Freshwater molluscs are those members of the phylum Mollusca which live in freshwater habitats, both lotic (flowing water) such as rivers, streams, canals, springs, and cave streams (stygobite species) and lentic (still water) such as lakes, ponds (including temporary or vernal ponds), and ditches.

This article is about freshwater Mollusca in general; for information on one particular family of freshwater molluscs, please follow the appropriate links in the lists below.

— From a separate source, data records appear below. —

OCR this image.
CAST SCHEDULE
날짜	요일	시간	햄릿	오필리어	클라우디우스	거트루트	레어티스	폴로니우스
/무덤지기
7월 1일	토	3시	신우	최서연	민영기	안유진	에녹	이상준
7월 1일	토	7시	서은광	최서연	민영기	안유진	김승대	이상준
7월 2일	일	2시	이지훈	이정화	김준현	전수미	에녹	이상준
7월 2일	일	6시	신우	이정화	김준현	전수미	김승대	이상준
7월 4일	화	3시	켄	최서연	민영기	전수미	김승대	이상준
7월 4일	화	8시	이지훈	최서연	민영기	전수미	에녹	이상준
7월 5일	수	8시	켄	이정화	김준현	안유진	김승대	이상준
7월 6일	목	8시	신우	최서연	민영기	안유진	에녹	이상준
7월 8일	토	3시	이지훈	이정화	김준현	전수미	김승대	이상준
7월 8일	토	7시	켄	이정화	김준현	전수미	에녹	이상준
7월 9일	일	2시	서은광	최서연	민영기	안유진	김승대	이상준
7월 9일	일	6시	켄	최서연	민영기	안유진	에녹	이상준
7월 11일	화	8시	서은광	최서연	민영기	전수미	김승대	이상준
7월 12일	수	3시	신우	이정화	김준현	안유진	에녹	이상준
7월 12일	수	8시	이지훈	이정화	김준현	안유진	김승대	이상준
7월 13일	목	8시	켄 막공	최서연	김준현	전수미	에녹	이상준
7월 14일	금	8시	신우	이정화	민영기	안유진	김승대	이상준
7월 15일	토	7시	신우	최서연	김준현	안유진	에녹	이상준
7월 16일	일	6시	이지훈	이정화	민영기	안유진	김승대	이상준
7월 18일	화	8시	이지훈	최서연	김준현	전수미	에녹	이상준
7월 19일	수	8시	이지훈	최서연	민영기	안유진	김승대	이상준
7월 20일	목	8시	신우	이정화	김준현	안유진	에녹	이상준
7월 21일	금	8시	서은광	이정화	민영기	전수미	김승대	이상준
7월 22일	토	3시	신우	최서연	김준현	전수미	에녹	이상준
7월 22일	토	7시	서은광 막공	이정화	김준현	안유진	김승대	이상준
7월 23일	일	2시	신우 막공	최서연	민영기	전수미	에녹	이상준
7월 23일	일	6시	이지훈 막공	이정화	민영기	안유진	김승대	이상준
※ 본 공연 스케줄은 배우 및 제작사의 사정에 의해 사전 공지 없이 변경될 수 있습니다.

The two major classes of molluscs have representatives in freshwater: the gastropods (snails) and the bivalves (freshwater mussels and clams.) It appears that the other classes within the Phylum Mollusca -the cephalopods, scaphopods, polyplacophorans, etc. - never made the transition from a fully marine environment to a freshwater environment.

A few species of freshwater molluscs are among the most notorious invasive species. In contrast, numerous others have become threatened or have become extinct in the face of anthropogenic change.

==Biogeography==
Typical freshwater species (such as many river mussel species in the family Unionidae) have a range which may consist of a series of adjacent river systems, a series of adjacent tributaries, or part of a single large river system. Large rivers and small tributary creeks typically share few species, and distribution patterns suggest large lowland rivers represent substantial barriers to the dispersal of species adapted to small upland streams. Endemism is common in some families, and species may be endemic to a single creek or spring. In contrast, some of the tiny pill clams have a nearly worldwide distribution (Burch, 1972)

==Ecological and anatomical challenges==
Challenges in the natural environment faced by freshwater Mollusca include floods, droughts, siltation, extreme temperature variations, predation, and the constant unidirectional flow characteristic of river habitats. Osmoregulation, or the maintenance of constant salinity within body tissue and fluids, is another challenge faced by freshwater Mollusca. Dillon (2000) indicates that they have characteristically low tissue salinities relative to other freshwater animals, and unionid mussels have some of the lowest tissue salinities of any animal.

==Freshwater bivalves ==

Families of freshwater bivalves occur within the orders Unionida and Venerida.

==Freshwater gastropods ==

Ten families of prosobranchiate snails (gilled operculate snails) and five pulmonate families (lunged snails, distantly related to common landsnails) inhabit freshwater environments in many parts of the world. Some freshwater snail species serve as hosts for human and animal parasites.